Heeseung memandang lama pekarangan sebuah rumah sederhana di tengah hiruk-pikuk bangunan-bangunan tinggi kota Berlin di depan matanya.

Yang menurut arahan pihak kepolisian merupakan rumah tempat tinggal milik Rei selama tiga tahun ini.

Rei setuju untuk pulang ke Jakarta, bersamanya.

"Aku mau. Aku mau ikut Kakak pulang ke Jakarta. Aku mau ketemu Ibu, benar kata Kakak, sekali pun aku datang ke sini atas keinginanku, tetapi sekarang, dengan keadaanku memang lebih baik berada di dekat orang-orang yang juga mengenalku.."

Karena persetujuan itulah, keduanya di antar ke rumah tinggal Rei, guna mengambil dokumen-dokumen persyaratan demi bisa terbang kembali ke negara mereka.

Semua diurus Heeseung, tidak, maksudnya Heeseung meminta sahabatnya mengurus kepulangan pria itu dan sang mantan istri.

Heeseung masih sibuk memerhatikan sekitar, tanpa sadar dirinya sudah mulai masuk ke dalam rumah milik Rei. Perempuan itu sendiri tidak jauh berbeda, sibuk berkeliling dan mencoba mengenali setiap sudut tempat tinggalnya sendiri.

Rumah ini tidak terlalu luas. Hanya berisi satu ruangan yang mencakup dapur dan ruang makan, lalu sofa tempat menonton televisi semua di biarkan menyatu.

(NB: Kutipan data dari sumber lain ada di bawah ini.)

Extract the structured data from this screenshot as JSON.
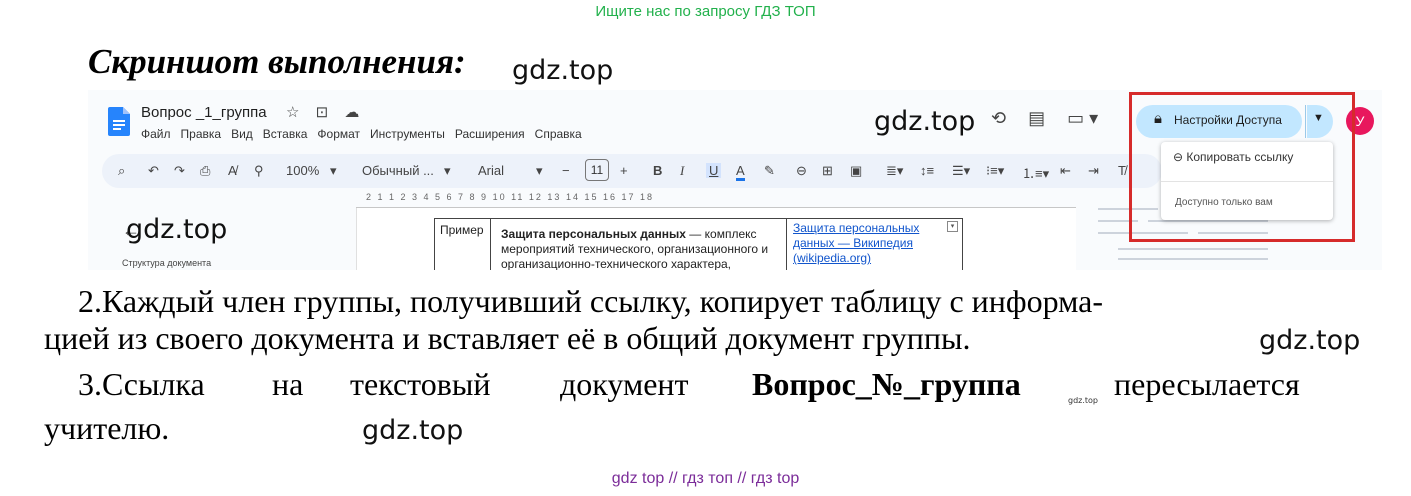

Dan satu ruang tertutup adalah kamar tidur Rei beserta dilengkapi kamar mandi dalam. Di dekat dapur juga ada kamar mandi kecil.

Mungkin selama di sini, Rei tidak pernah mencuci sendiri, dilihat dari tidak adanya mesin cuci atau perlengkapan mencuci apapun.

Pemalas, kiranya.

"Duduk dulu Kak," titah Rei, pada Heeseung yang ternyata sudah berhenti menelisik sekelilingnya. Yang dilakukan pria itu justru hanya memandang lama perempuan di sebelahnya.

Heeseung mengangguk tanpa bantahan. Di sofa warna krem yang sedikit berdebu, efek ditinggalkan lebih dari dua minggu oleh pemiliknya.

"Aku gak yakin masih ada minuman atau camilan, kalau pun ada, kemungkinan sudah basi. Jadi, maaf ya Kak, kalau gak dijamu dengan baik olehku," sesal Rei.

Perempuan itu, masih saja seperti dahulu.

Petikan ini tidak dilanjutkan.